Portfolios of individual bonds also have their advantages, but most of them relate to control over security-specific decisions and tend to come with an associated “control premium.”2
Advantages of bond ETFs
Diversification. Global investment-grade fixed income markets play an important role in investment portfolios as a stabilizing force to diversify riskier investments such as equities.
Access to a well-diversified portfolio of bonds is one of the key advantages to owning a bond ETF, as is increased simplicity and ease of use. Through a single holding in a bond ETF, investors can access hundreds if not thousands of bonds that are diversified among issuers, credit quality and term structure.
Building such a portfolio takes the size and scale provided by a large portfolio, such as an ETF.
Low costs. In the current low-yield environment, investing costs matter more than ever. This is especially true for bond markets, where yields are below their historical averages and costs erode a larger share of returns than they have in the past. All else being equal, lower costs should translate into higher net returns and better performance.
Bond ETFs tend to have greater economies of scale than most individual bond portfolios built by advisors. This size advantage should generally translate into lower execution costs.
ETFs also tend to have greater bargaining power than investors trading in smaller sizes because they have access to a larger number of dealers and counterparties. This access can translate into more favourable pricing.
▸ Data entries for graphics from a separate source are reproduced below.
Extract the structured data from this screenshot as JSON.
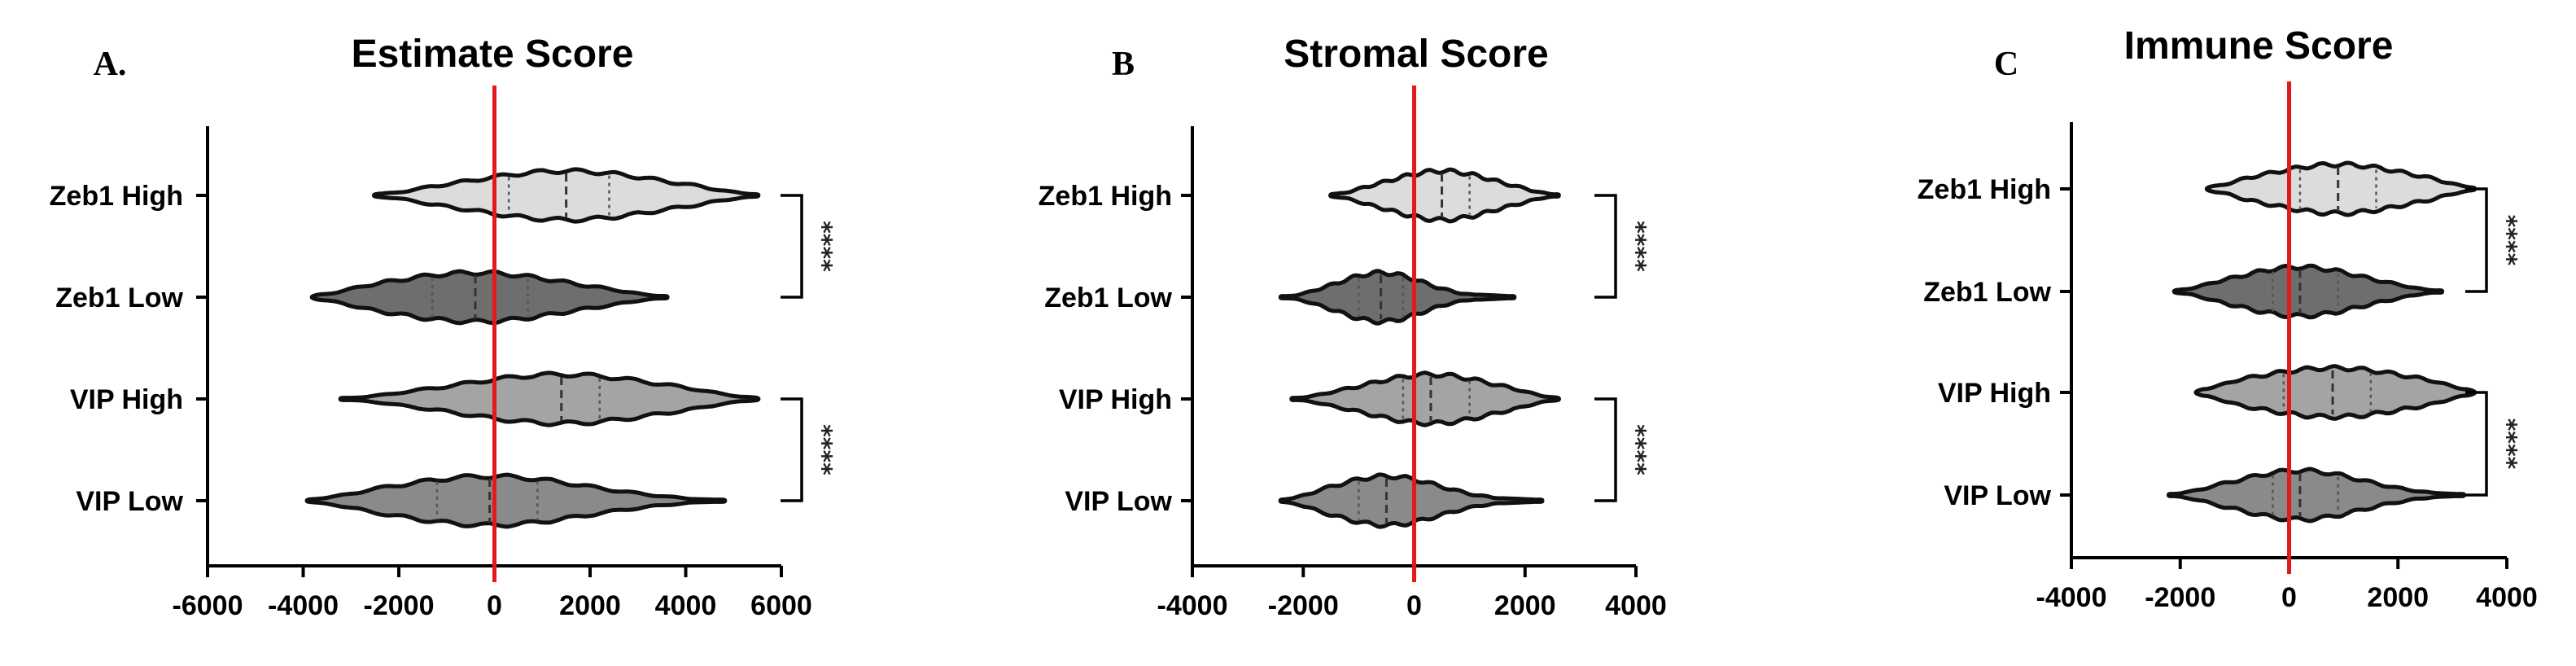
{
  "chart_data": [
    {
      "type": "violin",
      "panel_label": "A.",
      "title": "Estimate Score",
      "categories": [
        "Zeb1 High",
        "Zeb1 Low",
        "VIP High",
        "VIP Low"
      ],
      "xlim": [
        -6000,
        6000
      ],
      "xticks": [
        -6000,
        -4000,
        -2000,
        0,
        2000,
        4000,
        6000
      ],
      "xtick_labels": [
        "-6000",
        "-4000",
        "-2000",
        "0",
        "2000",
        "4000",
        "6000"
      ],
      "reference_line_x": 0,
      "violins": [
        {
          "name": "Zeb1 High",
          "fill": "#dcdcdc",
          "min": -2500,
          "max": 5500,
          "q1": 300,
          "median": 1500,
          "q3": 2400
        },
        {
          "name": "Zeb1 Low",
          "fill": "#6e6e6e",
          "min": -3800,
          "max": 3600,
          "q1": -1300,
          "median": -400,
          "q3": 700
        },
        {
          "name": "VIP High",
          "fill": "#a4a4a4",
          "min": -3200,
          "max": 5500,
          "q1": 0,
          "median": 1400,
          "q3": 2200
        },
        {
          "name": "VIP Low",
          "fill": "#8a8a8a",
          "min": -3900,
          "max": 4800,
          "q1": -1200,
          "median": -100,
          "q3": 900
        }
      ],
      "significance": [
        {
          "between": [
            "Zeb1 High",
            "Zeb1 Low"
          ],
          "label": "****"
        },
        {
          "between": [
            "VIP High",
            "VIP Low"
          ],
          "label": "****"
        }
      ]
    },
    {
      "type": "violin",
      "panel_label": "B",
      "title": "Stromal Score",
      "categories": [
        "Zeb1 High",
        "Zeb1 Low",
        "VIP High",
        "VIP Low"
      ],
      "xlim": [
        -4000,
        4000
      ],
      "xticks": [
        -4000,
        -2000,
        0,
        2000,
        4000
      ],
      "xtick_labels": [
        "-4000",
        "-2000",
        "0",
        "2000",
        "4000"
      ],
      "reference_line_x": 0,
      "violins": [
        {
          "name": "Zeb1 High",
          "fill": "#dcdcdc",
          "min": -1500,
          "max": 2600,
          "q1": 0,
          "median": 500,
          "q3": 1000
        },
        {
          "name": "Zeb1 Low",
          "fill": "#6e6e6e",
          "min": -2400,
          "max": 1800,
          "q1": -1000,
          "median": -600,
          "q3": -200
        },
        {
          "name": "VIP High",
          "fill": "#a4a4a4",
          "min": -2200,
          "max": 2600,
          "q1": -200,
          "median": 300,
          "q3": 1000
        },
        {
          "name": "VIP Low",
          "fill": "#8a8a8a",
          "min": -2400,
          "max": 2300,
          "q1": -1000,
          "median": -500,
          "q3": 0
        }
      ],
      "significance": [
        {
          "between": [
            "Zeb1 High",
            "Zeb1 Low"
          ],
          "label": "****"
        },
        {
          "between": [
            "VIP High",
            "VIP Low"
          ],
          "label": "****"
        }
      ]
    },
    {
      "type": "violin",
      "panel_label": "C",
      "title": "Immune Score",
      "categories": [
        "Zeb1 High",
        "Zeb1 Low",
        "VIP High",
        "VIP Low"
      ],
      "xlim": [
        -4000,
        4000
      ],
      "xticks": [
        -4000,
        -2000,
        0,
        2000,
        4000
      ],
      "xtick_labels": [
        "-4000",
        "-2000",
        "0",
        "2000",
        "4000"
      ],
      "reference_line_x": 0,
      "violins": [
        {
          "name": "Zeb1 High",
          "fill": "#dcdcdc",
          "min": -1500,
          "max": 3400,
          "q1": 200,
          "median": 900,
          "q3": 1600
        },
        {
          "name": "Zeb1 Low",
          "fill": "#6e6e6e",
          "min": -2100,
          "max": 2800,
          "q1": -300,
          "median": 200,
          "q3": 900
        },
        {
          "name": "VIP High",
          "fill": "#a4a4a4",
          "min": -1700,
          "max": 3400,
          "q1": -100,
          "median": 800,
          "q3": 1500
        },
        {
          "name": "VIP Low",
          "fill": "#8a8a8a",
          "min": -2200,
          "max": 3200,
          "q1": -300,
          "median": 200,
          "q3": 900
        }
      ],
      "significance": [
        {
          "between": [
            "Zeb1 High",
            "Zeb1 Low"
          ],
          "label": "****"
        },
        {
          "between": [
            "VIP High",
            "VIP Low"
          ],
          "label": "****"
        }
      ]
    }
  ],
  "colors": {
    "reference_line": "#e31a1c",
    "axis": "#000000"
  }
}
Liquidity and transparency. Bond ETFs can be traded at any time during market hours, making them more liquid than individual bonds. They also have more transparency on pricing and what investors are bidding and asking. Data on duration, credit ratings and yield are also readily available for ETFs.
Ease of capital and income reinvestment. Compared with individual bonds, bond ETFs provide more timely investment of initial principal and periodic income cash flow.
Consistent risk characteristics. Bond ETFs provide more consistent risk characteristics (such as portfolio duration) than individual bonds, making liquidations, especially partial liquidations, much easier.
Advantages of individual bonds
Portfolios of individual bonds can also have their advantages. Ironically, one commonly cited reason for using them— greater protection from rising interest rates—is not among their advantages.
This is because when the principal paid at maturity is reinvested, as it often is in laddered individual bond strategies, the resulting portfolio is functionally similar to a pooled fund, such as an ETF.
Instead, the advantages of using a portfolio of individual bonds relate to control over security-specific decisions and tend to come with an associated “control premium,” which is reflected in generally higher transaction costs, lower liquidity and a higher overall portfolio risk. This premium tends to be more pronounced for buyers of corporate bonds and mortgage-backed securities than for buyers of government bonds.
Low-cost bond ETFs can add value to client portfolios
Bond ETFs hold a number of advantages over individual bond portfolios in terms of diversification, cost, liquidity, transparency, more consistent risk characteristics, and cash flow treatment along with the expertise of an investment management team.
Low-cost and diversified ETFs provide building blocks that can help advisors when setting and maintaining their clients’ overall asset allocation strategies.
1 This research note focuses on the advantages of using bond ETFs over individual bonds. The risks and benefits of owning bonds as an asset class are generally beyond the scope of this note.
2 The control premium refers to generally higher (or additional) transaction costs, lower liquidity, more limited return opportunities, and higher bond portfolio risk.